At the beginning of the school year, my fifth-grade son’s teacher asked parents to donate spare stools or chairs to her classroom so she could offer some nontraditional seating options for her students.
This was something my son, and I, were very excited about. My son has ADHD, so spending the bulk of his day seated at a desk does not work for him. He needs to move to stay engaged and focused. He loves yoga balls, and in fourth grade often stood at his desk rather than sit in his chair.
Many teachers and schools across the country are embracing the idea of offering nontraditional, or flexible, seating options for students.
“Sitting in the same spot, in rows, is not how our kids learn anymore,” said Nicole Enny-Tully, a fifth-grade teacher at William H. Barton Intermediate School in the Queensbury Union Free School District.
Enny-Tully has no desks in her classroom – not for her students nor for herself.
Instead, her students may choose to sit on a yoga ball, swivel chair, bungee chair, bean bag or a stool. For those students who find they learn better when standing, there is a stand-up desk. And for those who prefer to sit directly on the floor, there is a table whose legs have been replaced with shortened versions so it’s at a comfortable height from the floor.
Enny-Tully and her father used two crib mattresses to create a corner couch with pillows for the back. If needed, students seated there may use TV tray tables to hold their papers, books or Chromebooks.
“It allows kids to choose where they learn best and to work comfortably,” Enny-Tully said. “Let them be where they are comfortable and productive.”
When parents first enter her classroom, most seem surprised there are no traditional desks. That surprise quickly turns to curiosity.
“Most of them want to try out all the chairs,” she said.
Learning environments can have a direct impact on student achievement, Smith System, a K-12 furniture manufacturer, stated on its “Education Trend” blog.
“A 2012 study from the University of Minnesota found that students participated 48 percent more in discussions in a classroom with collaborative group seating versus traditional lecture-style seating and also improved their performance on standardized tests,” according to Smith System.
Alyssa Thalmann was introduced to the benefits of alternative seating while filling in for a teacher who had taken leave from the Monticello Central School District. Thalmann traveled with the same cohort of students as they transitioned between three classrooms, each with various seating options.
She saw first-hand how much more engaged students were in the classroom with alternative seating options. When they transitioned to a different classroom with fewer or no alternative seating options, the students were more easily distracted, had more behavioral issues and were less engaged.
“I instantly saw the behavior change,” she said.
As she pursued her special education certification, Thalmann learned more about the benefits to students of using alternative seating and knew it was something she wanted to incorporate into her own classroom.

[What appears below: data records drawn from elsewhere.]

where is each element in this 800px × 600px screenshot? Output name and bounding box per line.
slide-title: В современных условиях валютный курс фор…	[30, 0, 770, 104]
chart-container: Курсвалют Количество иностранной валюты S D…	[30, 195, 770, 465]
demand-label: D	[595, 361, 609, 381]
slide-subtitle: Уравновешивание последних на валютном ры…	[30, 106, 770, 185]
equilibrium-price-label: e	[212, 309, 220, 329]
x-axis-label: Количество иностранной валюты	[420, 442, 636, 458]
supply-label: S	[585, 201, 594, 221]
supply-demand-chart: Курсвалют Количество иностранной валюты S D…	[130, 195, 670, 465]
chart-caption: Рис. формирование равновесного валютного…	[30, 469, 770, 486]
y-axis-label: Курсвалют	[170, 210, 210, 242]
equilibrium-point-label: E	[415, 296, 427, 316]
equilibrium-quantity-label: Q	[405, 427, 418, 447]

Now a Liberty Central School District teacher, Thalmann offers flexible seating to her sixth-grade students as an incentive. Students can opt to choose from a variety of seating options, such as yoga balls, stools paired with tables and bean bags.
“Today’s students require environments that encourage discovery and deeper learning, and flexible design is fundamental to the next generation of teaching and learning,” according to the California Department of Education School Facilities and Transportation Services Division.
If homework is a struggle, try offering some alternate places for homework time, Thalmann suggests.
“Providing them with that option would maybe make homework a bit easier,” she said.
She offers to her own children alternatives for where to sit when doing their homework. One of her sons choses to sit on a yoga ball and another chooses a large round cushy chair and uses a clipboard if he needs a hard surface to lean on for writing.
Homework is often a struggle at my house, and I’m rethinking where I have my kids sit while they work on it. If alternative seating works for them in the classroom, maybe it’s something we should try at home.
Benefits of flexible classroom seating
Smith System, a K-12 furniture manufacturer, cited on its Education Trend blog the following reasons for flexible classroom seating.
Students feel empowered by having some degree of choice and control over their environment. Flexible seating allows students to choose where they work and with whom. It also allows them to change their location and positions as needed.
Children need to move. Flexible seating allows them to wobble, rock, bounce, lean or stand, which increases oxygen flow to the brain, blood flow and core strength. In turn, this burns more calories and increases metabolism. It also helps keep young minds more alert and focused.
An uncomfortable student is a distracted and unproductive student. Flexible seating encourages students to find their best spot to stay calm, focused and productive.
Traditional desks can make students territorial or possessive over their space and supplies. Flexible seating encourages students to share both. And, it encourages them to take turns in different locations and with different seating options.
Flexible seating allows students to quickly and easily pair up, work in small groups or discuss as a whole class – without moving heavy desks to establish eye contact.
Many flexible seating options stimulate students’ sense of touch. This type of stimulation can help children focus and process information. Sensory input is especially helpful for students with ADHD, ADD and ASD.
Source: Smith System, Education Trend blog, “Top 10 Benefits of a Flexible Seating Classroom.”
Nancy Cole is a public information specialist and grant writer for Capital Region BOCES. She lives in Onondaga County with her third- and fifth-grade sons and is planning to pitch alternative homework locations to them tonight.